En présence d'une anomalie découverte lors du bilan étiologique (notamment une thrombophilie), le traitement doit être discuté si possible avant le début de la grossesse et de façon multidisciplinaire (hématologue, interniste…). En particulier, en cas de syndrome des antiphospholipides, il est démontré que l'association aspirine-héparine apporte la meilleure prévention des complications obstétricales. [5] Les héparines de bas poids moléculaire (HBPM) offrent l'avantage d'une seule injection quotidienne et sont désormais largement prescrites chez la femme enceinte, malgré l'absence d'AMM dans cette indication. [6]
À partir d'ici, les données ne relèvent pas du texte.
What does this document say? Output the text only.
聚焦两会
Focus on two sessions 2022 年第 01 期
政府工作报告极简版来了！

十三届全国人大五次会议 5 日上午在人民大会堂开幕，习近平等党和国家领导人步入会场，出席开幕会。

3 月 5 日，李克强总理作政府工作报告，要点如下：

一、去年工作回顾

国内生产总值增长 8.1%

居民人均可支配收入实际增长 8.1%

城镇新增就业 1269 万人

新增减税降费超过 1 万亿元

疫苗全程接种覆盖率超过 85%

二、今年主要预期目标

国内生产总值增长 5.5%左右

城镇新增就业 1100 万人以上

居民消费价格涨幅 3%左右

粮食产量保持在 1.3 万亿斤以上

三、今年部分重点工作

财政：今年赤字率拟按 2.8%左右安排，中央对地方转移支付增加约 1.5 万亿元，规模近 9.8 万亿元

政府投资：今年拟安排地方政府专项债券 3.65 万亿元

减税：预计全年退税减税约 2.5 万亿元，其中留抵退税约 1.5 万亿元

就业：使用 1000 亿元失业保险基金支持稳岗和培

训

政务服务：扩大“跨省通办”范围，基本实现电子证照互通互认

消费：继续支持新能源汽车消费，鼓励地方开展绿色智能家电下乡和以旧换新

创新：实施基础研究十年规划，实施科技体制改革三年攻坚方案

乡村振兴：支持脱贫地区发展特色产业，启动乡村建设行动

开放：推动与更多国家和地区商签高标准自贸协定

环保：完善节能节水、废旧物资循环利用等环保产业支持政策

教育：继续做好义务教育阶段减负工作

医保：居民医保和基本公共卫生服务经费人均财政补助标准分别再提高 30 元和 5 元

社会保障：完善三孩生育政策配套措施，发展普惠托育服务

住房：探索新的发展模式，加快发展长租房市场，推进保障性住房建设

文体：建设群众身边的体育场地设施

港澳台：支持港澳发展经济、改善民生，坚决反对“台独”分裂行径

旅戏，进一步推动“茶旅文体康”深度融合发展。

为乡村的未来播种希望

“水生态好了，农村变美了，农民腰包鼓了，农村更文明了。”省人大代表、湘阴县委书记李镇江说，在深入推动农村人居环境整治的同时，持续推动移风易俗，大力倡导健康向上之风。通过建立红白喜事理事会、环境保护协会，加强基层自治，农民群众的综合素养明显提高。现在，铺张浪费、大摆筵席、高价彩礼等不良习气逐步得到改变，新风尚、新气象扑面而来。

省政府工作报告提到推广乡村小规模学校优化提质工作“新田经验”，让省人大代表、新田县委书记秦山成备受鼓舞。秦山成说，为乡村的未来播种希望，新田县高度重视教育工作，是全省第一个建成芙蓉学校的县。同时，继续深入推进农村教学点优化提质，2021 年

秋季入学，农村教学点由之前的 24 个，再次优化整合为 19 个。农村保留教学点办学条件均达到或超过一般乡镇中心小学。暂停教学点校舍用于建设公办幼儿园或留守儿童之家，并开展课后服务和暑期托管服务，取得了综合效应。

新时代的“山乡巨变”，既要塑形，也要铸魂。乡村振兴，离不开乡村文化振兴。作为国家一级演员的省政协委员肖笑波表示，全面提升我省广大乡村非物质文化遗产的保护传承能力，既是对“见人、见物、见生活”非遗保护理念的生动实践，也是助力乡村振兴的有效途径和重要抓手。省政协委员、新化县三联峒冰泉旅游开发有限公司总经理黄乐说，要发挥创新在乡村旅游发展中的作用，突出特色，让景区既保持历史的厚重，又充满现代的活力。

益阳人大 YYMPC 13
La surveillance sera bien sûr rapprochée, avec en particulier la pratique de Doppler systématique (artères utérines), une surveillance régulière de la pression artérielle et de l'albuminurie (bandelettes urinaires à domicile), une surveillance de paramètres biologiques (plaquettes, hémostase, fonction rénale) dont la fréquence sera adaptée à la pathologie initiale et aux facteurs de risque.
Cette surveillance sera programmée dans le cadre d'une équipe de professionnels travaillant en réseau, avec possibilité de transfert maternel vers une structure adaptée en cas de récidive d'une pathologie maternelle ou fœtale.

Références

1. Sibai, B.M., et al., Maternal morbidity and mortality in 442 pregnancies with hemolysis, elevated liver enzymes, and low platelets (HELLP syndrome) [see comments]. Am J Obstet Gynecol, 1993. 169(4): p. 1000-6.
2. Sibai, B., B. Mercer, and C. Sarinoglu, Severe preeclampsia in the second trimester: recurrence risk and long-term prognosis. Am J Obstet Gynecol, 1991. 165: p. 1408-12.
3. Greer, I., Thrombosis in pregnancy. Lancet, 1999. 353: p. 1258-65.
4. Aquilina, J., et al., Improved early prediction of pre-eclampsia by combining second-trimester maternal serum inhibin-A and uterine artery Doppler. Ultrasound Obstet Gynecol, 2001. 17(6): p. 477-84.
5. Walker, I.D., Thrombophilia in pregnancy. J Clin Pathol, 2000. 53(8): p. 573-80.
6. Ellison, J., I.D. Walker, and I.A. Greer, Antenatal use of enoxaparin for prevention and treatment of thromboembolism in pregnancy. Bjog, 2000. 107(9): p. 1116-21.